Way back in 1989, living in Mobile, Alabama, I went out one evening with a friend, to a county road on the outskirts of town, with my small refractor and his trusty 35mm camera ( sorry; I don’t remember what brand, but the “garden variety” shutterbug camera of the day ). One thing he could do was manually hold the shutter open, literally keeping his thumb on the button!
Even though my telescope was a department store instrument, it had an equatorial mount. Just no clock drive for the right ascension axis, which keeps the telescope centered on a celestial object, countering the earth’s rotation. So…while he was holding the shutter open with his thumb, the camera duct-taped to the top of the telescope – “piggyback” astro-photography, sans piggyback mounting accessory!- I was gazing at a random bright star through the eyepiece, manually guiding the telescope, tweaking the R.A. (right ascension cable; think of it as the “horizontal”, or “longitude” control of an equatorial mount, versus the declination, or vertical/latitude knob) in an attempt to keep the “guide” star in the center of my eyepiece field of view.
With steady nerves, and a manual right ascension cable, you can keep the scope in sync, offsetting the earth’s rotation, for about 30-45 seconds (especially if you have an eyepiece with crosshairs, which I didn’t). You cannot, cannot achieve this in any state of inebriation: “friends don’t let friends manually guide Under The Influence” (GUI). It’s just enough of a time exposure for some stars to show up on the picture. About half of the two dozen of our jury-rigged attempts actually came out! I still have the prints, but of course the negatives are long gone (or are they, Terry?).

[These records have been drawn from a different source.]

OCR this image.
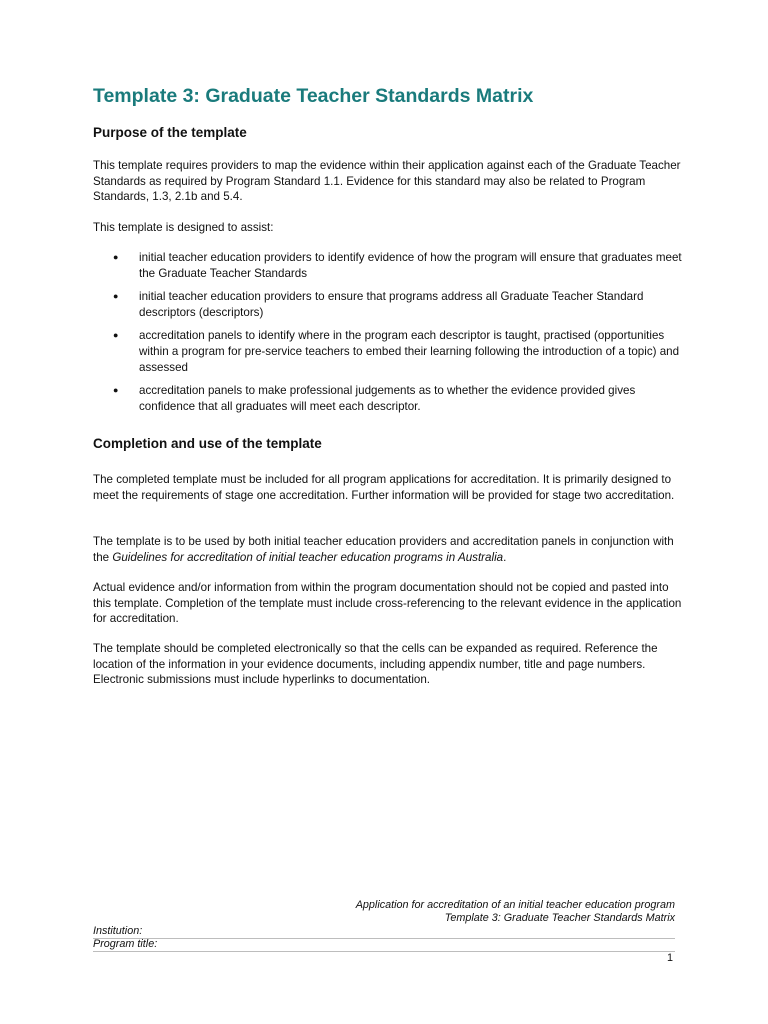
Template 3: Graduate Teacher Standards Matrix
Purpose of the template

This template requires providers to map the evidence within their application against each of the Graduate Teacher Standards as required by Program Standard 1.1. Evidence for this standard may also be related to Program Standards, 1.3, 2.1b and 5.4.

This template is designed to assist:

● initial teacher education providers to identify evidence of how the program will ensure that graduates meet the Graduate Teacher Standards
● initial teacher education providers to ensure that programs address all Graduate Teacher Standard descriptors (descriptors)
● accreditation panels to identify where in the program each descriptor is taught, practised (opportunities within a program for pre-service teachers to embed their learning following the introduction of a topic) and assessed
● accreditation panels to make professional judgements as to whether the evidence provided gives confidence that all graduates will meet each descriptor.
Completion and use of the template

The completed template must be included for all program applications for accreditation. It is primarily designed to meet the requirements of stage one accreditation. Further information will be provided for stage two accreditation.

The template is to be used by both initial teacher education providers and accreditation panels in conjunction with the Guidelines for accreditation of initial teacher education programs in Australia.

Actual evidence and/or information from within the program documentation should not be copied and pasted into this template. Completion of the template must include cross-referencing to the relevant evidence in the application for accreditation.

The template should be completed electronically so that the cells can be expanded as required. Reference the location of the information in your evidence documents, including appendix number, title and page numbers. Electronic submissions must include hyperlinks to documentation.

Application for accreditation of an initial teacher education program
Template 3: Graduate Teacher Standards Matrix
Institution:
Program title:
1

It was a priceless evening for us, as I’d either turn the RA knob too much, too little (the shot is ruined if you’re not slowly turning the knob in a steady motion)…or Terry would let go of the button on his camera…or, what I think actually spoiled most of those shots: one of us would crack a joke!
Bear in mind, too, that this was in a bygone era in which film reigned supreme. You had a finite number of exposures. No “delete: are you sure?” option. You finished the roll of film, dropped it at a drug store…and when the prints were finally ready to be picked up, I don’t recall the I-Don’t-Like-X,Y,Z-Prints option. You got ’em all; warts & zits included.
I wish we could recover those negatives.
I still get the image in my mind of two guys, on the shoulder of an obscure county road at night, hunched over in what probably looked like a vampire embrace. If a County Mountie had come along, a) we might have been arrested b) our ‘dark adaptation’ would’ve been ruined for the evening, c) our film might have been confiscated, and d) he might have inserted something extra into reading our Miranda rights (“You have the right to remain silent. I’m going to kill you. If you cannot afford an attorney…”).
What we did shouldn’t have worked. But again, almost a dozen of those turned out!
There’s an old adage that goes something like this: You Can’t Learn How To Make An Omelet Without Breaking A Few Eggs…but, sometimes, a bit of egg yoke on the face can end up being one of your more precious memories!